DEPUTY Michael McNamara has called for an increase use of antigen testing in hospitals, schools and homes to facilitate a quicker safe exit from stringent Covid-19 restrictions next month.
Speaking in the Dáil, Deputy McNamara recalled the European Commission advocated greater use of antigen testing last November and this is being rolled out right across Europe.
The Biden Administration has now introduced far greater use of antigen testing in America, including in homes.
He claimed the National Public Health Emergency Team (NPHET) has finally moved, reluctantly, to a very “circumscribed” role for antigen testing in the context of outbreaks.
“Is there a conflict of interest between being chair of NPHET and being director of the National Virus Reference Laboratory, which has very large contracts with the State for PCR testing?

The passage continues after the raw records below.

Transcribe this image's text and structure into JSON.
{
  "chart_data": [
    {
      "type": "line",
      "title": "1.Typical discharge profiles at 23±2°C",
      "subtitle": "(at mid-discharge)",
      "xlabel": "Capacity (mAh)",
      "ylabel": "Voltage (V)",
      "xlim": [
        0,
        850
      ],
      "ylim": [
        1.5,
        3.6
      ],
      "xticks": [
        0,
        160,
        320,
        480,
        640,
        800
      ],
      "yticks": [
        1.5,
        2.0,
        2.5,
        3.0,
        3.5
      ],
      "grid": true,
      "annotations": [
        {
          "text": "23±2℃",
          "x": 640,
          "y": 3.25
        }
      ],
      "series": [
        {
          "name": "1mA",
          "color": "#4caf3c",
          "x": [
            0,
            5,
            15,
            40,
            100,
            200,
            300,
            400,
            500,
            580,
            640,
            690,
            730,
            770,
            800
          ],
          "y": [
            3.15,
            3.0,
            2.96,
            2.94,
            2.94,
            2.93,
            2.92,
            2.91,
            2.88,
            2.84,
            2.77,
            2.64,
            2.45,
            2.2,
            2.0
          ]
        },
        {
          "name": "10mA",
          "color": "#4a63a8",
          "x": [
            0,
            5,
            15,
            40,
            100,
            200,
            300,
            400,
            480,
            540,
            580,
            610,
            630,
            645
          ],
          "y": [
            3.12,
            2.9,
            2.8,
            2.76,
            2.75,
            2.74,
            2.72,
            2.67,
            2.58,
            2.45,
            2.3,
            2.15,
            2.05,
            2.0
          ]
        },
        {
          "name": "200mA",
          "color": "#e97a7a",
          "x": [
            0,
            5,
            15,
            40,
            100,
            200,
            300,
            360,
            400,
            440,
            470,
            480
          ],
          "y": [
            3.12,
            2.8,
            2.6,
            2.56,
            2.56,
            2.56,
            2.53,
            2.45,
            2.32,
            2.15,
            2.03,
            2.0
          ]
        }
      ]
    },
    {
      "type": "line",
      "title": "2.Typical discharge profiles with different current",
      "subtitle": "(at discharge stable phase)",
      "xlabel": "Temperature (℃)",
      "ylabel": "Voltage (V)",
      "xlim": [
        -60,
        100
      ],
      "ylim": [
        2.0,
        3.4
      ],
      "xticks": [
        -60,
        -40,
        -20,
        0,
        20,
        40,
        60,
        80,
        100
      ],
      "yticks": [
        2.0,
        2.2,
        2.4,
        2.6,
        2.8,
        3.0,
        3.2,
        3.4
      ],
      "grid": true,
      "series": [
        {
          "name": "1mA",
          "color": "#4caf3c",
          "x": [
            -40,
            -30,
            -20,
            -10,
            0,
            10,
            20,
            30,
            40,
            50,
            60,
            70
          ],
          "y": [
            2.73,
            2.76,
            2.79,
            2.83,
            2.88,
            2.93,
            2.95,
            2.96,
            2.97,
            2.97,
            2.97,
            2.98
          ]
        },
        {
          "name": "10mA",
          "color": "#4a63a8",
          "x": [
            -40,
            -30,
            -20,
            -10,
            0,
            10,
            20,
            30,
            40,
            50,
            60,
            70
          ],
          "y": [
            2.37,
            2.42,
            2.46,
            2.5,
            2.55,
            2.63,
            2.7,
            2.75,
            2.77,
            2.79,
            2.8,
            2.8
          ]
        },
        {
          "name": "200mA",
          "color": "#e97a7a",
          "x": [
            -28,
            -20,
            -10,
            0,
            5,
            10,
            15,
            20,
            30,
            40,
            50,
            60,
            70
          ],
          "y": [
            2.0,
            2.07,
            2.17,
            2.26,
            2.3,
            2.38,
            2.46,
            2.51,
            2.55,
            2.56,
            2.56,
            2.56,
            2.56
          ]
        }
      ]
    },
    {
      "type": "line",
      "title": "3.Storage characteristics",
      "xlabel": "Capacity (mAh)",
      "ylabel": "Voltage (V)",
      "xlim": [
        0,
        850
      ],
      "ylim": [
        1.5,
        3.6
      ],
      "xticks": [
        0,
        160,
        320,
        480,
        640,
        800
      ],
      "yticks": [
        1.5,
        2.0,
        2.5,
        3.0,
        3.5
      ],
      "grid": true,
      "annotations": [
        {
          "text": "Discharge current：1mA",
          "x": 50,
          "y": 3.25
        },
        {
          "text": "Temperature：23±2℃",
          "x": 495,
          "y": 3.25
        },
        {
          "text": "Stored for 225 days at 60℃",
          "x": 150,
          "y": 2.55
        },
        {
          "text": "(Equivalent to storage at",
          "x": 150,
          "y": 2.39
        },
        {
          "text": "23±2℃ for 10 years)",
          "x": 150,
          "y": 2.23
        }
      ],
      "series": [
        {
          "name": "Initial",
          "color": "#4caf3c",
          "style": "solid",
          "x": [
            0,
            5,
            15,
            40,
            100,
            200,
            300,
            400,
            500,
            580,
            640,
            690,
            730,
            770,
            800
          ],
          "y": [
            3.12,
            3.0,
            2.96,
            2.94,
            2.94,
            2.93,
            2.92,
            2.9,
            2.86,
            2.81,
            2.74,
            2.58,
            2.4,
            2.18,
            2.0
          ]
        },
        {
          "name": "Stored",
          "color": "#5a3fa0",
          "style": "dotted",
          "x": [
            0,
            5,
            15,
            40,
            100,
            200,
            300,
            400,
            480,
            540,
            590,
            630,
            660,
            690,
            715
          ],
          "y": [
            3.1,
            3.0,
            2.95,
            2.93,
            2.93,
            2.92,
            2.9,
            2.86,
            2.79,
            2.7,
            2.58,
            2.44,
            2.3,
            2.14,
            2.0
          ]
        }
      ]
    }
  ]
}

“I am not saying there is any subjective bias on the part of that member of NPHET, but there is a clear perception there is objective bias, or a clear possibility of it.
“What is the reluctance to antigen testing? Whatever opening up will take place in March will have to be done safely, and there is a role for antigen testing in our hospitals, our schools and especially our homes.”
An Taoiseach Micheál Martin replied NPHET believes the PCR test is gold standard and feels a lot can be missed through antigen testing.
“I do not accept the deputy’s point that there is a conflict of interest between being chair of NPHET and being director of the National Virus Reference Laboratory, NVRL. To be fair to all concerned, everybody has come together in different contexts to help the country defeat and suppress Covid-19. We should accept people’s bona fides in that regard.”
Deputy McNamara asked if Biden and Angela Merkel are experts.
Deputy Martin replied “no, they have their experts”.
“We cannot just pick and choose à la carte. There are structures within the country and clinical and public health advice.”
Tánaiste Leo Varadkar broadly agreed there is a greater role for antigen testing in Ireland, subject to public health advice.
“NPHET have not been particularly confident about the accuracy of antigen testing and it believes that in many instances it does not meet what the manufacturers say. NPHET has updated its guidance so antigen testing is now going to be used more extensively for outbreaks.
“Using the antigen test to screen people for travel or to attend events is a whole other issue. The evidence is that antigen testing is effective in symptomatic cases but not so much for screening, but that may change.”